When it comes to expanding access to clinical services, recruiting more providers is only one part of the equation. Since being appointed vice chair of Clinical Affairs in the Department of Neurosurgery just under a year ago, Michael Groff, MD, has focused intently on streamlining processes to strengthen the team’s responsiveness to patients, other caregivers in Brigham Health and referring physicians.
Groff, who also serves as director of the department’s Neurosurgical Spine Service, recently spoke with BWH Clinical & Research News about initiatives Neurosurgery has spearheaded over the past year to enable the team to better serve patients and referring providers.
What have your priorities been over the past year?
MG: The vision for this newly created role has been to help with real-time clinical issues and longer-term strategic planning in the clinical domain. I’ve been very focused on improving access for new and returning patients by managing our referrals with greater efficiency.
We want to be responsive to the physicians who are referring to us while also maximizing the patient experience – delivering the right care with the right provider in a timely manner.
What has changed from an operational perspective to achieve this?
MG: In the past, our approach was more reactive. If our department got a call about a patient needing an urgent clinic visit, there were times when we simply did not have the clinic space available to care for them. Now, we’re taking a much more proactive approach – continually keeping a close eye on referrals as they come into our department and making sure that access to our clinics is below the 14-day standard. Our wonderful new patient coordinators will reach out to our administrative assistants and make sure that they know where additional clinic visits can be added even before the patient calls.
While we did have some of these processes in place previously, we are delivering on them in a more formalized fashion so that everyone in our group knows what the expectations are. As our volume grows and our neurosurgical footprint expands geographically, this becomes increasingly important.
Can you provide an example of what this translates to in day-to-day clinical operations?
MG: We’ve encouraged our physicians to open up more clinic time whenever the need arises. To support this, we’ve empowered our physician extenders – nurse practitioners and physician assistants – to practice with greater independence. These are health care professionals that have been working with our physicians for a long time; for example, physician assistant Pam McColl, PA-C, and I have been working together for more than 10 years. So even when our physicians are tied up with a long case in the OR, patients can get the appointments they need scheduled in real time. I am very pleased that this emphasis on responding to patient needs in a very timely fashion has been implemented across our entire department.
What does this mean for how you manage referrals?
MG: Neurosurgery is very sub-specialized now. But until recently, referrals that came into our department would go to the on-call provider, who may or may not be specialized in that particular patient’s needs. For instance, if several spinal referrals came in when a brain tumor specialist was on call, it might take several days for the on-call provider to go through them and decide whether this is a patient they should see or something to refer to their colleagues.
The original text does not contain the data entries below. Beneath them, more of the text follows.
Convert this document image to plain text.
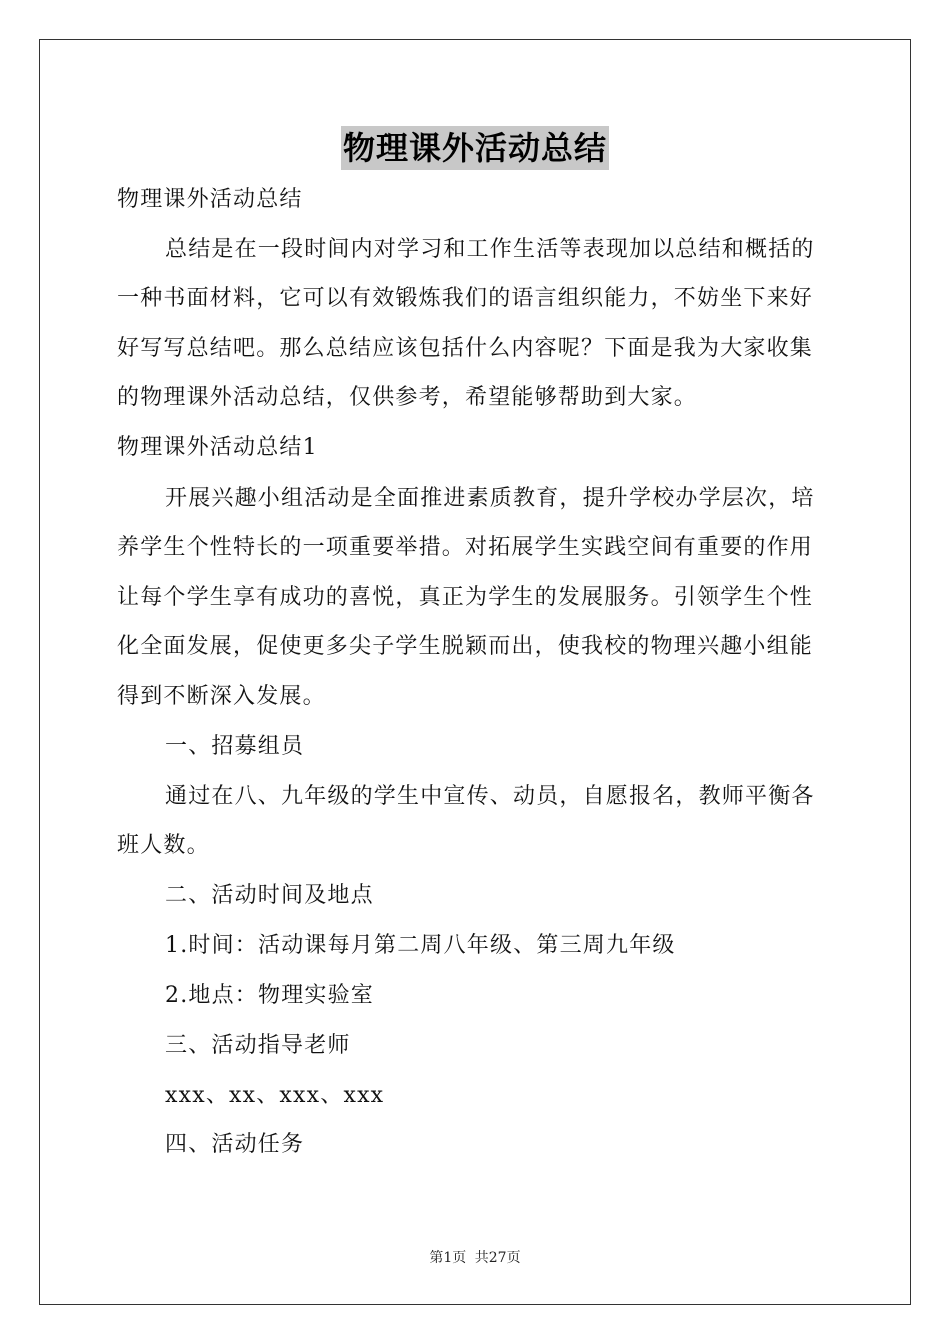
物理课外活动总结
物理课外活动总结
总结是在一段时间内对学习和工作生活等表现加以总结和概括的
一种书面材料，它可以有效锻炼我们的语言组织能力，不妨坐下来好
好写写总结吧。那么总结应该包括什么内容呢？下面是我为大家收集
的物理课外活动总结，仅供参考，希望能够帮助到大家。
物理课外活动总结1
开展兴趣小组活动是全面推进素质教育，提升学校办学层次，培
养学生个性特长的一项重要举措。对拓展学生实践空间有重要的作用
让每个学生享有成功的喜悦，真正为学生的发展服务。引领学生个性
化全面发展，促使更多尖子学生脱颖而出，使我校的物理兴趣小组能
得到不断深入发展。
一、招募组员
通过在八、九年级的学生中宣传、动员，自愿报名，教师平衡各
班人数。
二、活动时间及地点
1.时间：活动课每月第二周八年级、第三周九年级
2.地点：物理实验室
三、活动指导老师
xxx、xx、xxx、xxx
四、活动任务
第1页 共27页
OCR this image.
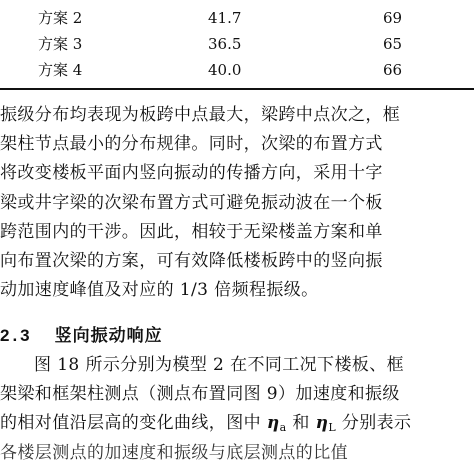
方案 2	41.7	69
方案 3	36.5	65
方案 4	40.0	66

振级分布均表现为板跨中点最大，梁跨中点次之，框
架柱节点最小的分布规律。同时，次梁的布置方式
将改变楼板平面内竖向振动的传播方向，采用十字
梁或井字梁的次梁布置方式可避免振动波在一个板
跨范围内的干涉。因此，相较于无梁楼盖方案和单
向布置次梁的方案，可有效降低楼板跨中的竖向振
动加速度峰值及对应的 1/3 倍频程振级。

2.3 竖向振动响应

图 18 所示分别为模型 2 在不同工况下楼板、框
架梁和框架柱测点（测点布置同图 9）加速度和振级
的相对值沿层高的变化曲线，图中 $\eta_a$ 和 $\eta_L$ 分别表示
各楼层测点的加速度和振级与底层测点的比值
We’ve managed to parse things out so that the brain tumor referrals are going into one bin when they come in and being vetted by those specialists, the spine referrals are going into another bin for review by the spine providers, and so on. That was the first step. Then, on the specialist side, we’ve also made sure it’s done in a well-defined way so that it doesn’t require physician review to get the patient an appointment.
Can you provide some more detail about that second change?
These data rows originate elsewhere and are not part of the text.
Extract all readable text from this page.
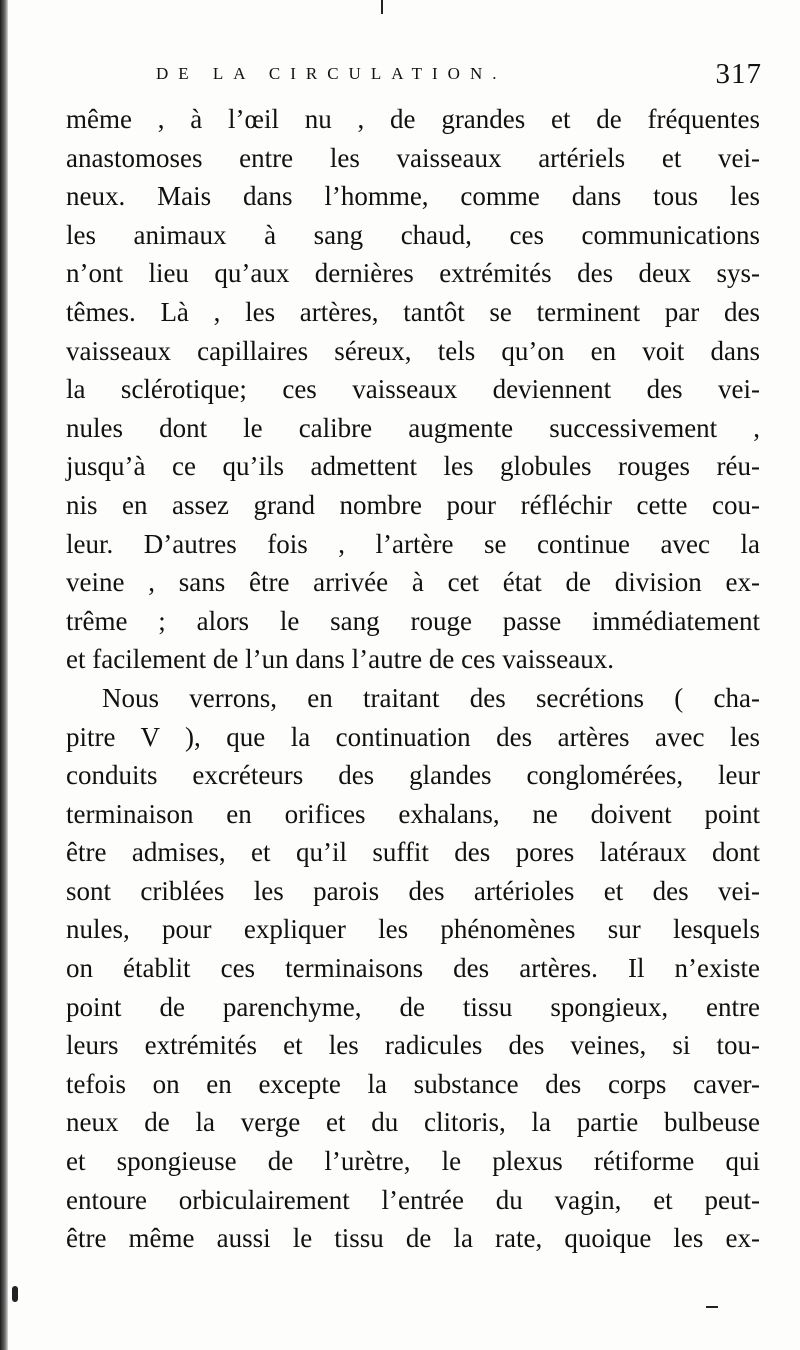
DE LA CIRCULATION.	317
même , à l’œil nu , de grandes et de fréquentes
anastomoses entre les vaisseaux artériels et vei-
neux. Mais dans l’homme, comme dans tous les
les animaux à sang chaud, ces communications
n’ont lieu qu’aux dernières extrémités des deux sys-
têmes. Là , les artères, tantôt se terminent par des
vaisseaux capillaires séreux, tels qu’on en voit dans
la sclérotique; ces vaisseaux deviennent des vei-
nules dont le calibre augmente successivement ,
jusqu’à ce qu’ils admettent les globules rouges réu-
nis en assez grand nombre pour réfléchir cette cou-
leur. D’autres fois , l’artère se continue avec la
veine , sans être arrivée à cet état de division ex-
trême ; alors le sang rouge passe immédiatement
et facilement de l’un dans l’autre de ces vaisseaux.
Nous verrons, en traitant des secrétions ( cha-
pitre V ), que la continuation des artères avec les
conduits excréteurs des glandes conglomérées, leur
terminaison en orifices exhalans, ne doivent point
être admises, et qu’il suffit des pores latéraux dont
sont criblées les parois des artérioles et des vei-
nules, pour expliquer les phénomènes sur lesquels
on établit ces terminaisons des artères. Il n’existe
point de parenchyme, de tissu spongieux, entre
leurs extrémités et les radicules des veines, si tou-
tefois on en excepte la substance des corps caver-
neux de la verge et du clitoris, la partie bulbeuse
et spongieuse de l’urètre, le plexus rétiforme qui
entoure orbiculairement l’entrée du vagin, et peut-
être même aussi le tissu de la rate, quoique les ex-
MG: In neurosurgery, particularly, some patients need to be seen urgently. We set up a new system in our call center to make sure we see those patients as soon as possible.
If a physician is already booked, you would need them to make some extra clinic time available. Our providers are more than willing to do this, but historically the process has been very manual. The request would go to the physician’s inbox and remain there until they saw it and could respond. But the provider might be tied up in the OR all day, so hours or possibly days could pass before they have the time to review the referral and free up additional clinic time to see this patient. What we’ve done is standardize this whole process and leverage our advanced practitioners to schedule appointments for our patients with a much quicker turnaround.
Now, when we receive an urgent neurosurgical referral without a request for a specific clinician, our call center can determine which provider has the earliest access and schedule the patient right away – without any action required by the physician. The administrators are authorized by each of our providers to open up clinic time, and our nurse practitioners and PAs work with the team to determine when it is appropriate to do so. All of this happens behind the scenes in near real time.
Looking ahead, what are your goals for the next year?
MG: Most of our referrals still take place by phone. E-referrals are a relatively small part of our referral volume, and I think that’s an area of our service in which we can grow. Whether it involves simply raising awareness about e-referrals or making the tool a little more user-friendly, that’s something we’re actively focused on and exploring. We are also starting a trial on virtual consults that looks to be very promising. There’s a common joke that neurosurgeons and rocket scientists often get wrapped up in technology; our department is committed to ensuring that the technology is always used in the service of getting the right care to the right patient at the right time.